NSF-BSF : Ramsey and Pseudorandom Graph Theory
University Of California-San Diego, La Jolla CA
Investigators
Abstract
This proposal concerns research in combinatorics, focusing on a new approach involving pseudorandomness. The general philosophy is that rich structures hide inside pseudorandom combinatorial structures, such as graphs and hypergraphs, and can be found using a combination of spectral, geometric and probabilistic methods. Motivation for their study comes from striking connections and applications to algorithms, coding theory, finite geometry, information theory and cryptography. Their study has led to major breakthroughs on decades-old problems, and in particular in Ramsey Theory, which is underpinned by the qualitative statement that in any sufficiently large combinatorial structure, a relatively large uniform substructure must exist. The new approach marks a shift in focus and direction, away from purely random objects to pseudorandom objects, and leads to exciting questions relative to explicit constructions of codes and algorithms for finding the sought-after structures.
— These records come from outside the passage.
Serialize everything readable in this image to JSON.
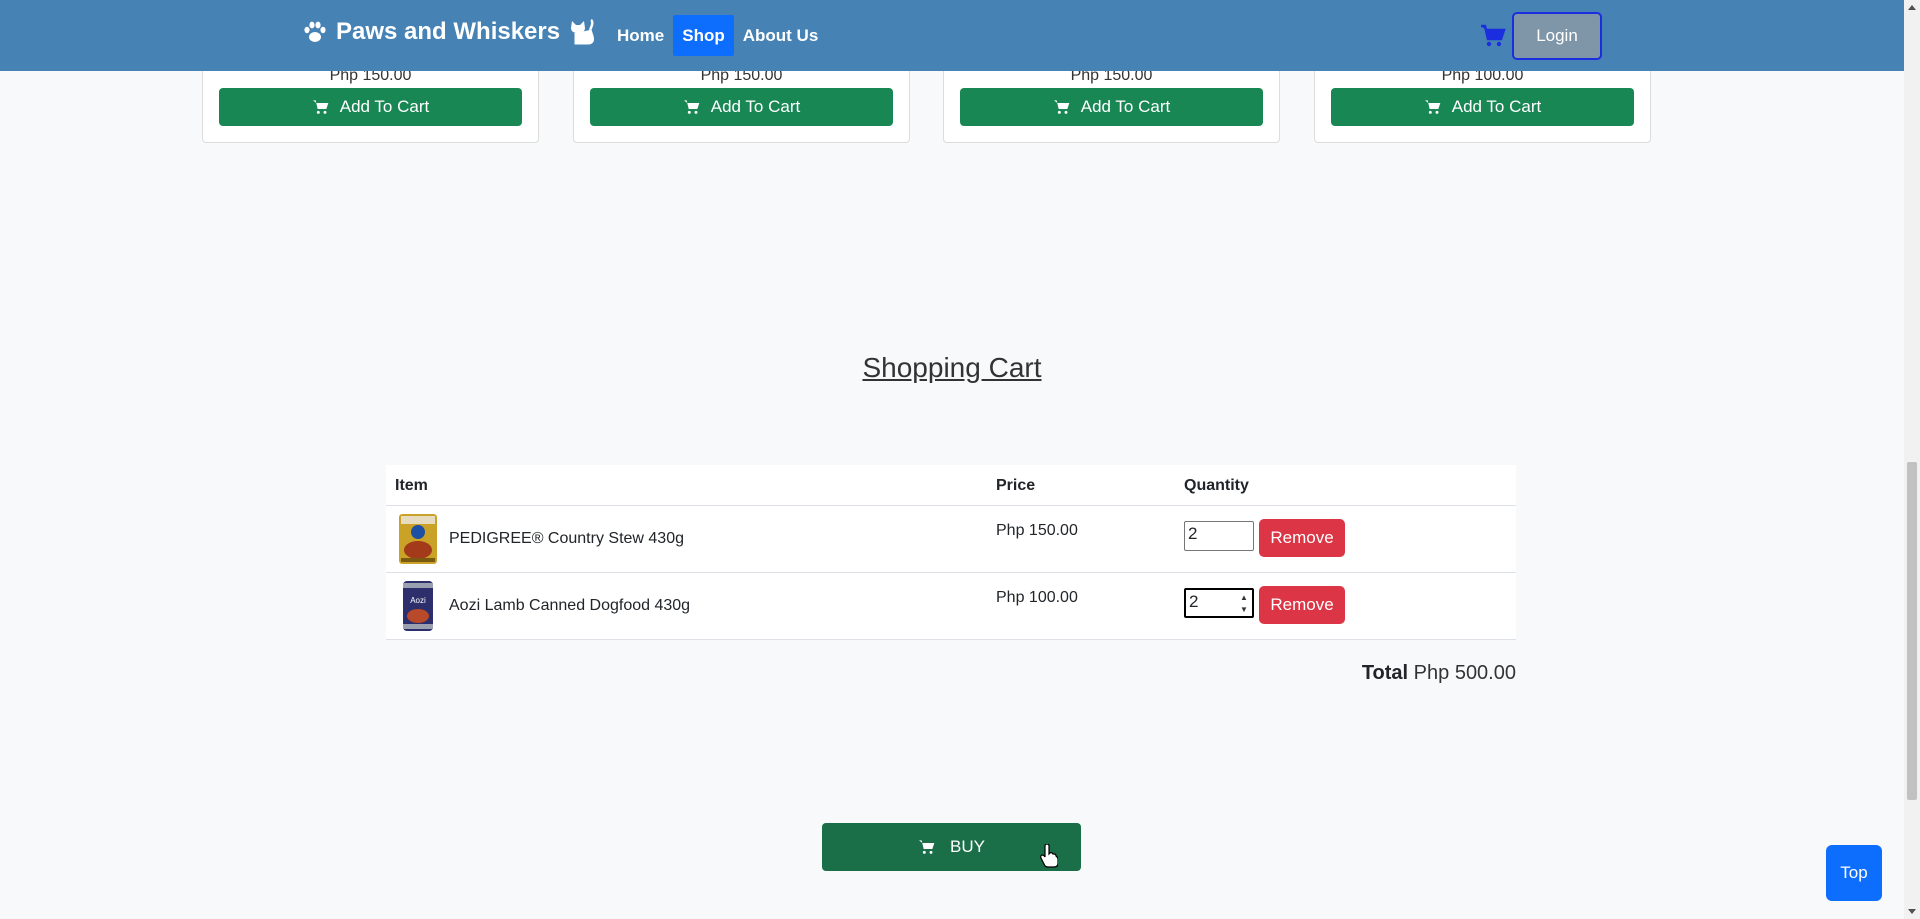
{
  "navbar": {
    "brand": "Paws and Whiskers",
    "links": [
      {
        "label": "Home"
      },
      {
        "label": "Shop"
      },
      {
        "label": "About Us"
      }
    ],
    "login_label": "Login"
  },
  "products": [
    {
      "price": "Php 150.00",
      "button": "Add To Cart"
    },
    {
      "price": "Php 150.00",
      "button": "Add To Cart"
    },
    {
      "price": "Php 150.00",
      "button": "Add To Cart"
    },
    {
      "price": "Php 100.00",
      "button": "Add To Cart"
    }
  ],
  "cart": {
    "title": "Shopping Cart",
    "headers": {
      "item": "Item",
      "price": "Price",
      "quantity": "Quantity"
    },
    "rows": [
      {
        "name": "PEDIGREE® Country Stew 430g",
        "price": "Php 150.00",
        "quantity": "2",
        "remove": "Remove"
      },
      {
        "name": "Aozi Lamb Canned Dogfood 430g",
        "price": "Php 100.00",
        "quantity": "2",
        "remove": "Remove"
      }
    ],
    "total_label": "Total",
    "total_value": "Php 500.00",
    "buy_label": "BUY"
  },
  "top_label": "Top",
  "colors": {
    "navbar": "#4682b4",
    "active_link": "#0d6efd",
    "add_to_cart": "#198754",
    "remove": "#dc3545",
    "buy": "#1a6e48"
  }
}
This project will provide research training opportunities for students. Pseudorandom graphs and hypergraphs are central to an area known broadly as extremal combinatorics, and have a richly developed theory over the last few decades. The main idea is to define deterministic properties of a combinatorial structure which force it to behave in many ways similarly to a purely random object. The author and co-researchers discovered in recent work that interesting extremal and Ramsey graphs appear inside pseudorandom graphs, in the sense that a simple random sample tends to produce such graphs. This leads to the solution to classical mathematical problems, some of which have been studied for almost a century, such as the growth of Ramsey numbers. An interesting line of questioning is whether such objects can be constructed without randomness, for instance the promising approach that an exponential construction for diagonal Ramsey numbers could be found by sampling from suitable pseudorandom graphs. This project will develop a deeper analysis of these questions using a broad variety of mathematical tools, including probabilistic and polynomial methods and finite geometric and spectral methods, in order to tackle the most central and important problems in the area. This award reflects NSF's statutory mission and has been deemed worthy of support through evaluation using the Foundation's intellectual merit and broader impacts review criteria.